Indeed, people are unlikely to go back to their old business until they are provided with safe channels to deal with each. Banks are unlikely to resume their full services until there is a new framework for the global financial system.

Between now and then, government officials will have to work intensely, while many large funds and corporations, if not states, will fall and appeal for bailouts.

Let there be enough cool-headedness to ensure that these will be the world's main tasks throughout the year. Let China be duly prepared.

In 1938, Mao wrote On the Protracted War, which was partly a critique of the predictions for a rapid win or loss floating around at that time, and pointed out that China's only chance of victory would be in a protracted war. That really turned out to be the course of the war in China.

It is time that Chinese economists wrote China's modern version of the protracted war program.

China is now faced with three challenges, and none of them is likely to go away very soon.

The first challenge is, as Chinese leaders have made clear, to try to seek as high a growth rate as possible - at a time of no increase in foreign direct investment, in export orders, or in foreign debt, and primarily through stimulating its domestic market.

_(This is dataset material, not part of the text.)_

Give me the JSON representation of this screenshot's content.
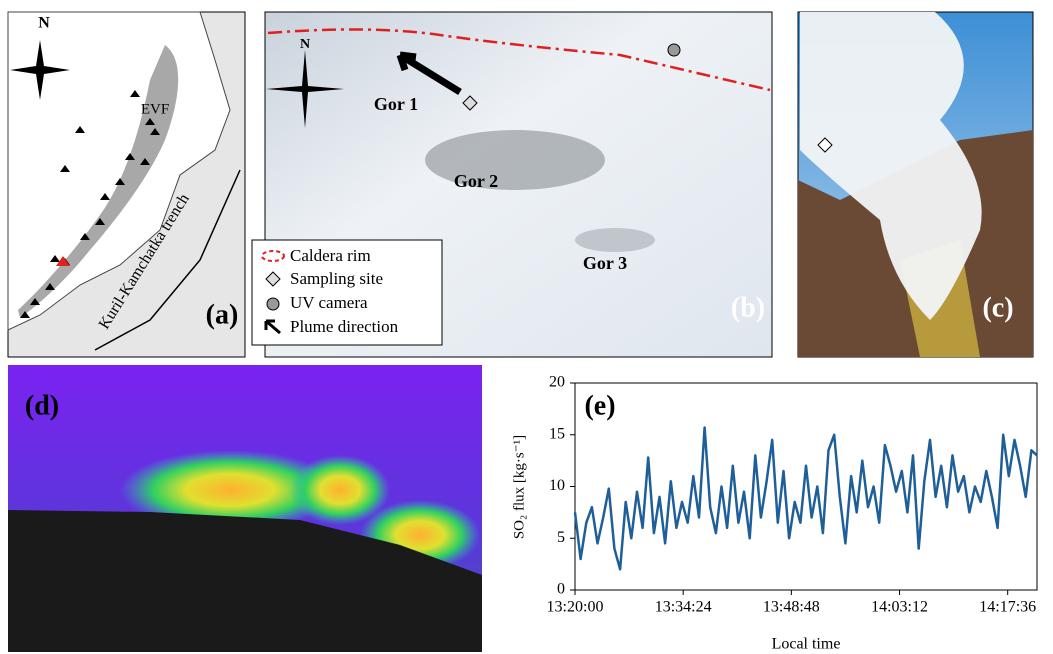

Despite the $586-billion economic stimulus package Beijing has designed, how effectively China can meet the challenge would remain uncertain until large numbers of small enterprises can spring up to redefine the nation's growth model.

The second challenge is to manage an inevitable and more rapid than expected process of the renminbi's change - from its restrictions now to full convertibility. Beijing recently allowed it to be used more widely - both in Hong Kong and between regional trading countries.

This will help sustain what is left in international trade, especially the trading opportunities between China and its Asian Pacific partners.

The third challenge is to participate in the reform of the global financial system. Essentially, this is a task of rebuilding world order, a task China has never seriously undertaken since the Tang Dynasty (AD 619-907).

But reform, let alone the change Barack Obama, the US president elect, has proposed, should require not just more money from the G20 members - which is scheduled for a summit meeting in April.

But change will not be easy, considering the fact that the world's major financial companies are all in the developed countries but the new system will have to serve the emerging economies just as well.